The image Lenders found in the museum was on the title page of a 1619 book by the Dutch writer Jacob Cats. That version of the artwork was an engraving that had been adapted from a drawing by Adriaen van de Venne, who was, like Rembrandt, a 17th-century Dutch artist. Van de Venne’s original artwork is flipped, with his dog facing the same direction as Rembrandt’s. It’s housed in the Rijksmuseum’s collections, though nobody had previously noticed the similarities.  

Quick facts: What is Adriaen van de Venne’s legacy?

  • The Dutch artist painted portraits, genre scenes and book illustrations.
  • He was born just 17 years before Rembrandt, but he never achieved similar fame.

“It is remarkable that new discoveries are still being made about one of the most studied paintings in the world, almost 400 years after it was made,” says Taco Dibbits, the Rijksmuseum’s director, in a statement. “This finding gives us yet more insight into Rembrandt’s thought processes when creating this work.”

Operation Night Watch, which began in 2019, is the most comprehensive analysis of the artwork ever conducted. The five-year research phase, which ended just last year, revealed several new discoveries about the painting’s pigments, lead base layer and preparatory sketches.

Based on the imaging, the researchers think Rembrandt sketched the dog as part of an underdrawing on the canvas. That version, which shows the animal in “more of a downward position,” is even more similar to van de Venne’s, as Lenders explains in a video.

Curator Anne Lenders
Curator Anne Lenders with the two artworks Rijksmuseum / Kelly Schenk

Dibbits tells the Guardian’s Senay Boztas that this sort of “emulation” was common in Rembrandt’s time.

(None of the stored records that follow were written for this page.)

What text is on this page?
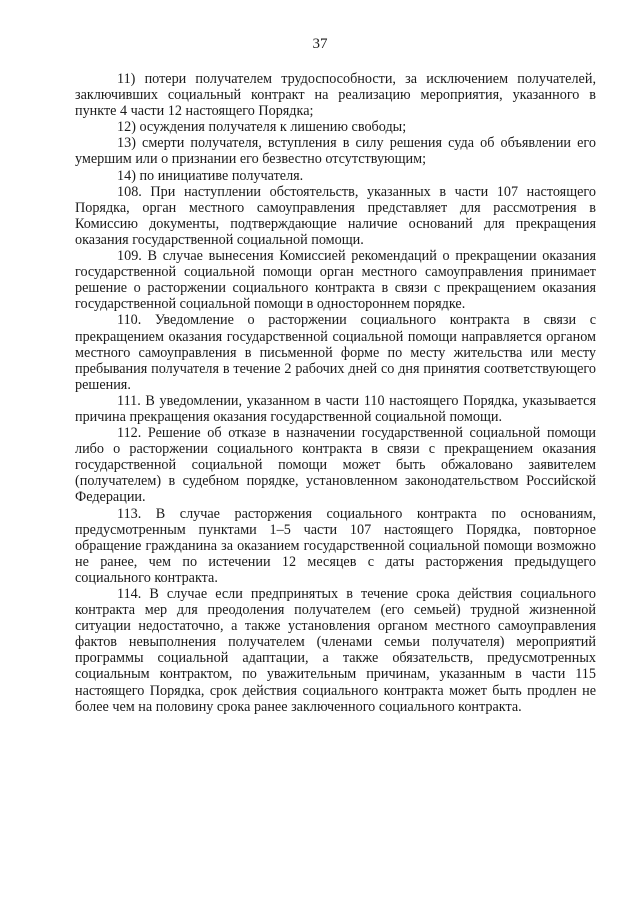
37

11) потери получателем трудоспособности, за исключением получателей, заключивших социальный контракт на реализацию мероприятия, указанного в пункте 4 части 12 настоящего Порядка;

12) осуждения получателя к лишению свободы;

13) смерти получателя, вступления в силу решения суда об объявлении его умершим или о признании его безвестно отсутствующим;

14) по инициативе получателя.

108. При наступлении обстоятельств, указанных в части 107 настоящего Порядка, орган местного самоуправления представляет для рассмотрения в Комиссию документы, подтверждающие наличие оснований для прекращения оказания государственной социальной помощи.

109. В случае вынесения Комиссией рекомендаций о прекращении оказания государственной социальной помощи орган местного самоуправления принимает решение о расторжении социального контракта в связи с прекращением оказания государственной социальной помощи в одностороннем порядке.

110. Уведомление о расторжении социального контракта в связи с прекращением оказания государственной социальной помощи направляется органом местного самоуправления в письменной форме по месту жительства или месту пребывания получателя в течение 2 рабочих дней со дня принятия соответствующего решения.

111. В уведомлении, указанном в части 110 настоящего Порядка, указывается причина прекращения оказания государственной социальной помощи.

112. Решение об отказе в назначении государственной социальной помощи либо о расторжении социального контракта в связи с прекращением оказания государственной социальной помощи может быть обжаловано заявителем (получателем) в судебном порядке, установленном законодательством Российской Федерации.

113. В случае расторжения социального контракта по основаниям, предусмотренным пунктами 1–5 части 107 настоящего Порядка, повторное обращение гражданина за оказанием государственной социальной помощи возможно не ранее, чем по истечении 12 месяцев с даты расторжения предыдущего социального контракта.

114. В случае если предпринятых в течение срока действия социального контракта мер для преодоления получателем (его семьей) трудной жизненной ситуации недостаточно, а также установления органом местного самоуправления фактов невыполнения получателем (членами семьи получателя) мероприятий программы социальной адаптации, а также обязательств, предусмотренных социальным контрактом, по уважительным причинам, указанным в части 115 настоящего Порядка, срок действия социального контракта может быть продлен не более чем на половину срока ранее заключенного социального контракта.
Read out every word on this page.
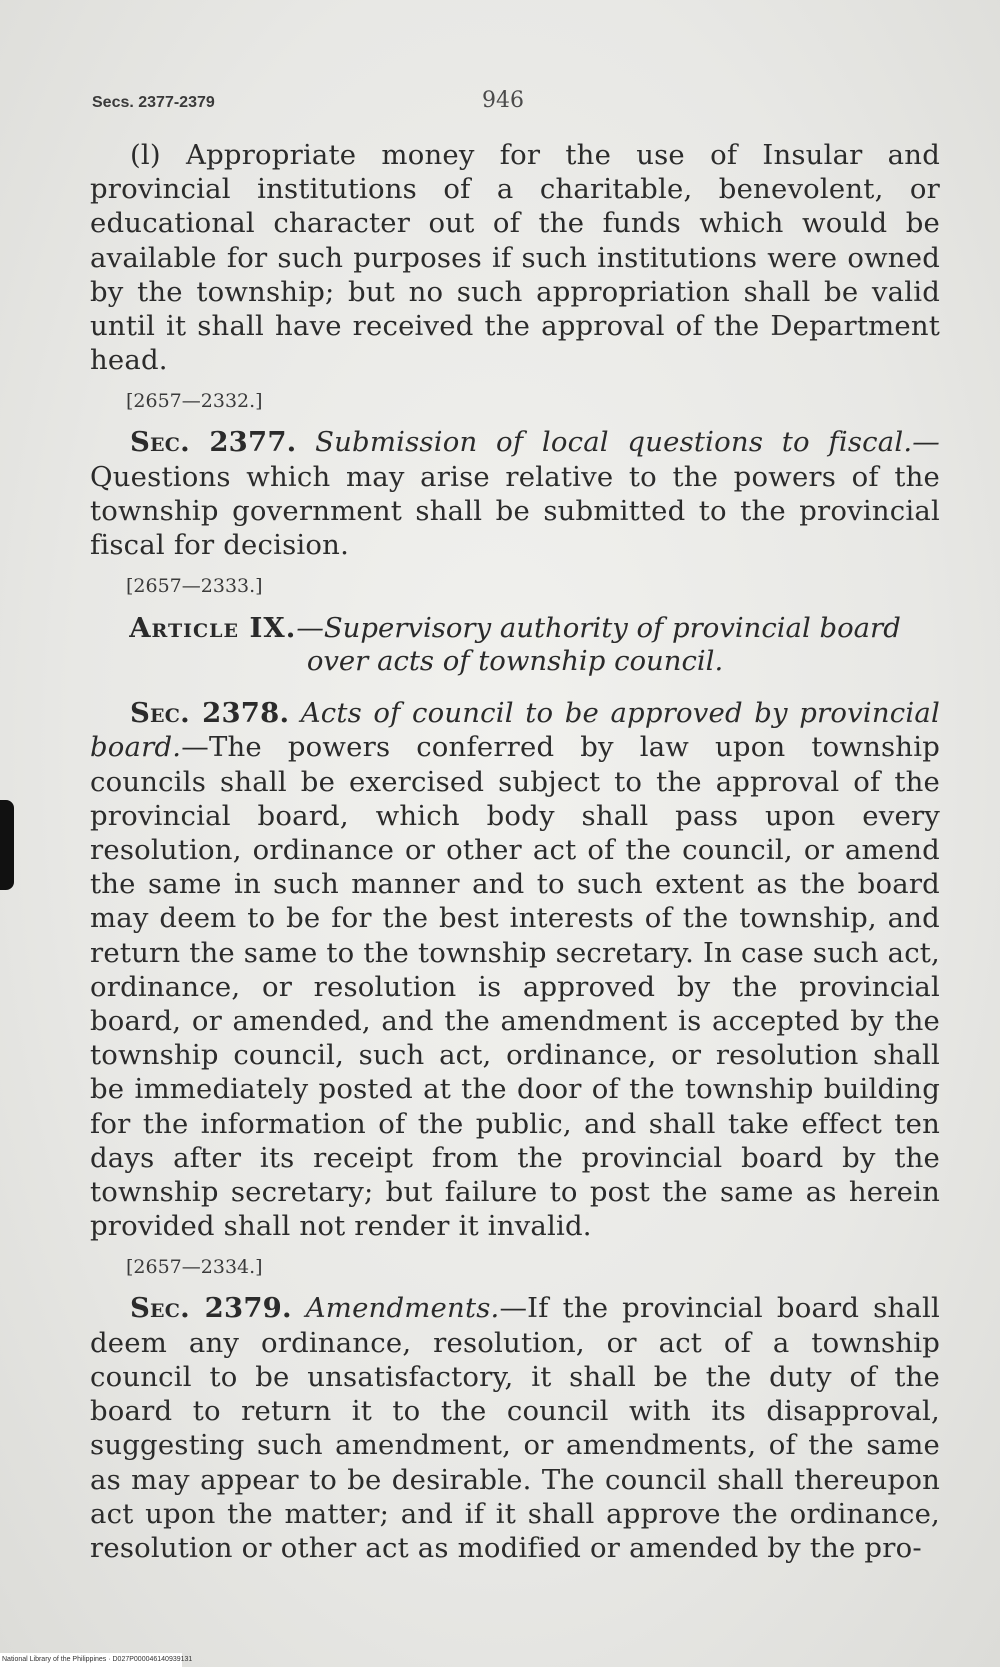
Secs. 2377-2379	946

(l) Appropriate money for the use of Insular and provincial institutions of a charitable, benevolent, or educational character out of the funds which would be available for such purposes if such institutions were owned by the township; but no such appropriation shall be valid until it shall have received the approval of the Department head.

[2657—2332.]

Sec. 2377. Submission of local questions to fiscal.— Questions which may arise relative to the powers of the township government shall be submitted to the provincial fiscal for decision.

[2657—2333.]
Article IX.—Supervisory authority of provincial board
over acts of township council.

Sec. 2378. Acts of council to be approved by provincial board.—The powers conferred by law upon township councils shall be exercised subject to the approval of the provincial board, which body shall pass upon every resolution, ordinance or other act of the council, or amend the same in such manner and to such extent as the board may deem to be for the best interests of the township, and return the same to the township secretary. In case such act, ordinance, or resolution is approved by the provincial board, or amended, and the amendment is accepted by the township council, such act, ordinance, or resolution shall be immediately posted at the door of the township building for the information of the public, and shall take effect ten days after its receipt from the provincial board by the township secretary; but failure to post the same as herein provided shall not render it invalid.

[2657—2334.]

Sec. 2379. Amendments.—If the provincial board shall deem any ordinance, resolution, or act of a township council to be unsatisfactory, it shall be the duty of the board to return it to the council with its disapproval, suggesting such amendment, or amendments, of the same as may appear to be desirable. The council shall thereupon act upon the matter; and if it shall approve the ordinance, resolution or other act as modified or amended by the pro-

National Library of the Philippines · D027P000046140939131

When artists were starting out, there was an expectation that they would “continue the work another artist had left behind,” building on the techniques developed by painters who had come before them.

The researchers think Rembrandt would have been familiar with van de Venne’s piece, which depicts the biblical story of Potiphar’s wife seducing Joseph. Rembrandt painted the same scene in Joseph Accused by Potiphar’s Wife (1655), in which “Joseph’s hand gesture and upward gaze strongly recall the pose of the central figure of Joseph in the drawing,” per the Rijksmuseum’s statement.

Conservators are now working on the second phase of Operation Night Watch, which involves removing old varnish that’s yellowed over the years. They’re conducting the conservation work behind a glass barrier as visitors to the Rijksmuseum look on. They plan to carefully restore the part of the canvas that depicts the dog, returning it closer to Rembrandt’s original vision from more than 350 years ago.

Editors’ note, September 25, 2025: This article has been updated to correctly state the length of The Night Watch.